Год беспощадного солнца
Шрифт:
– Профессиональная балерина, кажется…
– Обе танцевали у Клода Пурселя. Майте – балерина не только профессиональная, но и дипломированная. Закончила академию классического балета.
– А разбежались из-за чего?
– Тут любовь виновата!.. В один день ни с того, ни с сего Майте объявила Марии, что желает выступать соло. Без объяснений. Мендиола – гордячка по натуре, допытываться не стала. Но едва они оформили ликвидацию дуэта, Майте опять же внезапно, без объявления войны, вышла замуж за бывшего мужа Марии. Оказывается, она с ним уже несколько лет тайно встречалась.
– Только и всего? И вся причина? Из-за нее ломать хорошее дело? Такого прекрасного дуэта с тех пор больше не было. Наверное, и не будет.
– Значит, сочла невозможным для себя петь и плясать на одной сцене вместе с бывшей женой своего мужа. Женщина с принципами. Карьера рухнула, но семья для нее оказалась важнее. Мне такие нравятся.
– Мне тоже… Иногда. Кто ее заменил? – присмотрелся он к толстоватой круглолицей брюнетке с воловьими глазами. – Н-да!..: Это же Мариса Перес. Еле узнал. Как раздобрела, мамма мия! – огорчился Мышкин. – Еще совсем недавно была красоткой, хотя голова у нее всегда на футбольный мяч смахивала.
– Не стыдно так про незнакомого человека? – упрекнула Марина.
– Она же не слышит! – резонно ответил Мышкин. – Кстати, ты любишь мороженое?
– Обожаю! В детстве требовала от родителей каждый день по килограмму пломбира с орехами.
– Давали?
– Никогда.
– Посмотри на Марису Перес. Внимательно смотри!
– Смотрю, – послушно отозвалась Марина.
– Вот в кого может превратиться женщина, если каждый день будет пожирать мороженое! – пригрозил Дмитрий Евграфович. – Впрочем, – чуть смягчился он, – многим мужчинам нравятся толстушки. И таких любителей почти половина.
Места у них оказались хорошие – шестнадцатый ряд партера в центре.

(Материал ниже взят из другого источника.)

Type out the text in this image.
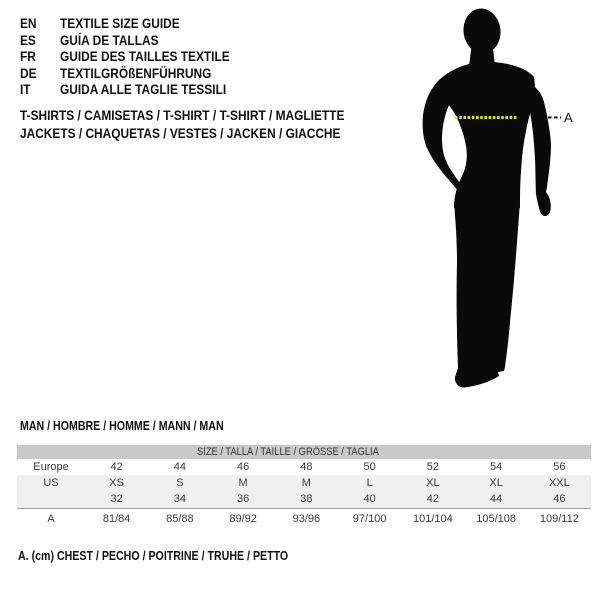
EN	TEXTILE SIZE GUIDE
ES	GUÍA DE TALLAS
FR	GUIDE DES TAILLES TEXTILE
DE	TEXTILGRÖßENFÜHRUNG
IT	GUIDA ALLE TAGLIE TESSILI
T-SHIRTS / CAMISETAS / T-SHIRT / T-SHIRT / MAGLIETTE
JACKETS / CHAQUETAS / VESTES / JACKEN / GIACCHE
A
MAN / HOMBRE / HOMME / MANN / MAN
SIZE / TALLA / TAILLE / GRÖSSE / TAGLIA								
Europe	42	44	46	48	50	52	54	56
US	XS	S	M	M	L	XL	XL	XXL
	32	34	36	38	40	42	44	46
A	81/84	85/88	89/92	93/96	97/100	101/104	105/108	109/112
A. (cm) CHEST / PECHO / POITRINE / TRUHE / PETTO
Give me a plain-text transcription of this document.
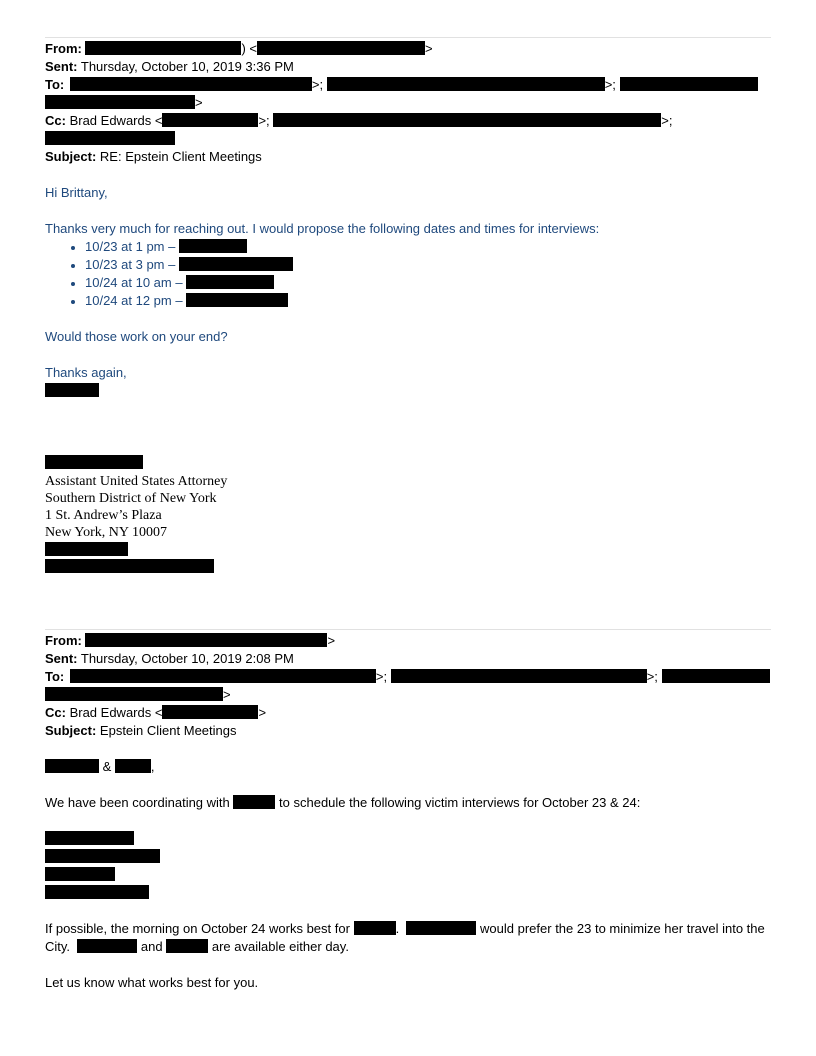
From:	) <	>
Sent: Thursday, October 10, 2019 3:36 PM
To:	>;	>;
>
Cc: Brad Edwards <	>;	>;
Subject: RE: Epstein Client Meetings
Hi Brittany,
Thanks very much for reaching out. I would propose the following dates and times for interviews:
10/23 at 1 pm –
10/23 at 3 pm –
10/24 at 10 am –
10/24 at 12 pm –
Would those work on your end?
Thanks again,
Assistant United States Attorney
Southern District of New York
1 St. Andrew’s Plaza
New York, NY 10007
From:	>
Sent: Thursday, October 10, 2019 2:08 PM
To:	>;	>;
>
Cc: Brad Edwards <	>
Subject: Epstein Client Meetings
&	,
We have been coordinating with	to schedule the following victim interviews for October 23 & 24:
If possible, the morning on October 24 works best for	.	would prefer the 23 to minimize her travel into the City.	and	are available either day.
Let us know what works best for you.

С потолка стекали невесомые струйки прохлады.
– Вот он – рай на земле. Главное, чтоб не выше двадцати по Цельсию, – заявил Мышкин.

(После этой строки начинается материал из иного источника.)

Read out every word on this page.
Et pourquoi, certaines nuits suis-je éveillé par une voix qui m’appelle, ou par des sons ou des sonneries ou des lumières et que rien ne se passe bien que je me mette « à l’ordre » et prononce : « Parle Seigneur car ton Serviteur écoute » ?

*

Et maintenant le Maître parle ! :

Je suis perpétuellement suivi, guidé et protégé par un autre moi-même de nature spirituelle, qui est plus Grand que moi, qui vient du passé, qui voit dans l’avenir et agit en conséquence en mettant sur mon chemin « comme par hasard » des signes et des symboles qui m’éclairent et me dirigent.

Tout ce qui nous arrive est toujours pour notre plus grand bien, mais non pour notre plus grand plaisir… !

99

Он посмотрел на часы. Еще пятнадцать минут.
– Мне надо на секунду отлучиться. Повидать приятеля. Он здесь главным художником-осветителем. Зовут Женя Мамонов.
– Так важно? Именно сейчас?
– Именно сейчас. Служебная необходимость.Едва он переступил порог осветительской, как Мамонов, даже не поздоровавшись, зыркнул на него и отрывисто спросил:
– Контрамарку? Одну, две? Только живо!
– Я уже здесь, не нужна контрамарка, спасибо. Здравствуй, Женя.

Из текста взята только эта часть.